The Oregon Court of Appeals ruled Wednesday that Portland police officers were wrong to search the curbside garbage can of a fellow officer for evidence of drug abuse, saying police must first get a search warrant.

The ruling involved both the Portland police case and an unrelated drug investigation of a Columbia County couple.

The U.S. Supreme Court ruled in 1988 that the U.S. Constitution does not require police to get a warrant before searching curbside garbage because people could not reasonably expect no one to go through trash left in a place accessible to anyone.

Portland attorney Stephen Houze, who handled the two Oregon drug cases, said Oregon's constitution provides greater protections of privacy concerning garbage. Houze said Washington and Indiana courts recently came to the same conclusion.

"I think there is an increasing awareness among courts that police rummaging through garbage without a warrant is an outrageous practice," Houze said. "I think the federal standard finally may be in jeopardy."

John Kroger, a professor at Lewis & Clark Law School and former federal prosecutor, disagrees.

"The basic principle that you don't have a right to control what happens over things you throw away is rock solid," Kroger said.

Kevin Neely, spokesman for the Oregon Department of Justice, said the state is looking into whether to appeal the ruling, which upheld lower court rulings dismissing drug charges.

Multnomah County Circuit Judge Jean Kerr Maurer in 2002 dismissed felony drug charges against Portland Officer Gina Hoesly, who was accused of using drugs in after-hours clubs.

"The defendant did not abandon all of her possessory and privacy rights" by placing her covered metal garbage can at the curb, Maurer ruled.

A Columbia County judge the same year threw out a similar "garbage pull" from Thad and Amy Galloway of Clatskanie.

On appeal, the state argued that the defendants had abandoned their garbage when they put it on the curb. As a result, the police did not need a warrant.

The Court of Appeals noted that in each case that the garbage was in a covered can owned by the homeowner and left out on a specific day to be picked up by a garbage collector.

"Garbage cans, like bicycles or cars, are commonly left on or near the street by individuals and, even if those individuals do not take the precaution of securing such items with locks, we would not infer from their unlocked state that the individuals who placed them there intended to abandon them," Judge Rick T. Haselton wrote for a three-judge panel of the court.

"Defendants did not implicitly authorize anyone else to paw through their garbage and view or take items of garbage.

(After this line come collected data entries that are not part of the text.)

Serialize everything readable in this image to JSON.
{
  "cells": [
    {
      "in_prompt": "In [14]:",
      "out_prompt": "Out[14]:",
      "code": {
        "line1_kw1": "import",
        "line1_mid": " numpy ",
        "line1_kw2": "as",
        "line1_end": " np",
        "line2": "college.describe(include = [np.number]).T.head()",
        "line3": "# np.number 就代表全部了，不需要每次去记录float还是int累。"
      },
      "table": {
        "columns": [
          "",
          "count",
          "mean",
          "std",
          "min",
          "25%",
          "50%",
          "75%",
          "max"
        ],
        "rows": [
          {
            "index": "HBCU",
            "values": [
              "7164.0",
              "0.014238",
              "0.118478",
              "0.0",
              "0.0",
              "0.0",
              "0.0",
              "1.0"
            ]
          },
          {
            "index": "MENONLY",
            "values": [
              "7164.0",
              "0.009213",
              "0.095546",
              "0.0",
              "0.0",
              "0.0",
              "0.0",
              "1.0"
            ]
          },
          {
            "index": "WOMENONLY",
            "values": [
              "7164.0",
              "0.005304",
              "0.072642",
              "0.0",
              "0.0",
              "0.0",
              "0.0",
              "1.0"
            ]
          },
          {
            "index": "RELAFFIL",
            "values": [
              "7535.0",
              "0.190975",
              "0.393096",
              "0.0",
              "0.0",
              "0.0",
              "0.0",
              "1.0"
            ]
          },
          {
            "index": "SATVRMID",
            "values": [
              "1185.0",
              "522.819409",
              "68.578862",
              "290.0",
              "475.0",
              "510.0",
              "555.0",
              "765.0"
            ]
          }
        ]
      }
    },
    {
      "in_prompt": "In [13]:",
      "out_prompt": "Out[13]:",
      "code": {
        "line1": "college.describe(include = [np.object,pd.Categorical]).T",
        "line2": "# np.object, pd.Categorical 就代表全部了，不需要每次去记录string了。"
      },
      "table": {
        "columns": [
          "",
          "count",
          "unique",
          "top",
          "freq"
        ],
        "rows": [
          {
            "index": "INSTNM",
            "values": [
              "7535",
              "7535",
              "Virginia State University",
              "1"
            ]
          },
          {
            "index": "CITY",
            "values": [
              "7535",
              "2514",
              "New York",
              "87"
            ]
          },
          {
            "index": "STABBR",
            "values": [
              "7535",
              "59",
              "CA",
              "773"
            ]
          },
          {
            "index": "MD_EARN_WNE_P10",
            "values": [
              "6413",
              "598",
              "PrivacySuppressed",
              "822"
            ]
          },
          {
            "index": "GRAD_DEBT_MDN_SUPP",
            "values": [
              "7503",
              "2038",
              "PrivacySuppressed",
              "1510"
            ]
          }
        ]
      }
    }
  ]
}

Rather, they placed their garbage in cans by the curb with the understanding that the garbage collection company -- and only the garbage collection company -- would remove the bags from the cans and carry the bags away."

Judges Virginia L. Linder and Darleen Ortega also signed the opinion.

Hoesly, 36, is a 12-year veteran of the Police Bureau who was indicted in June 2002 on one count of first-degree possession of a controlled substance and six counts of second-degree possession of a controlled substance.

The charges were partly based on evidence seized by two Portland narcotics officers from Hoesly's garbage after getting unverified secondhand information from an informant that Hoesly had been seen using drugs in after-hours clubs.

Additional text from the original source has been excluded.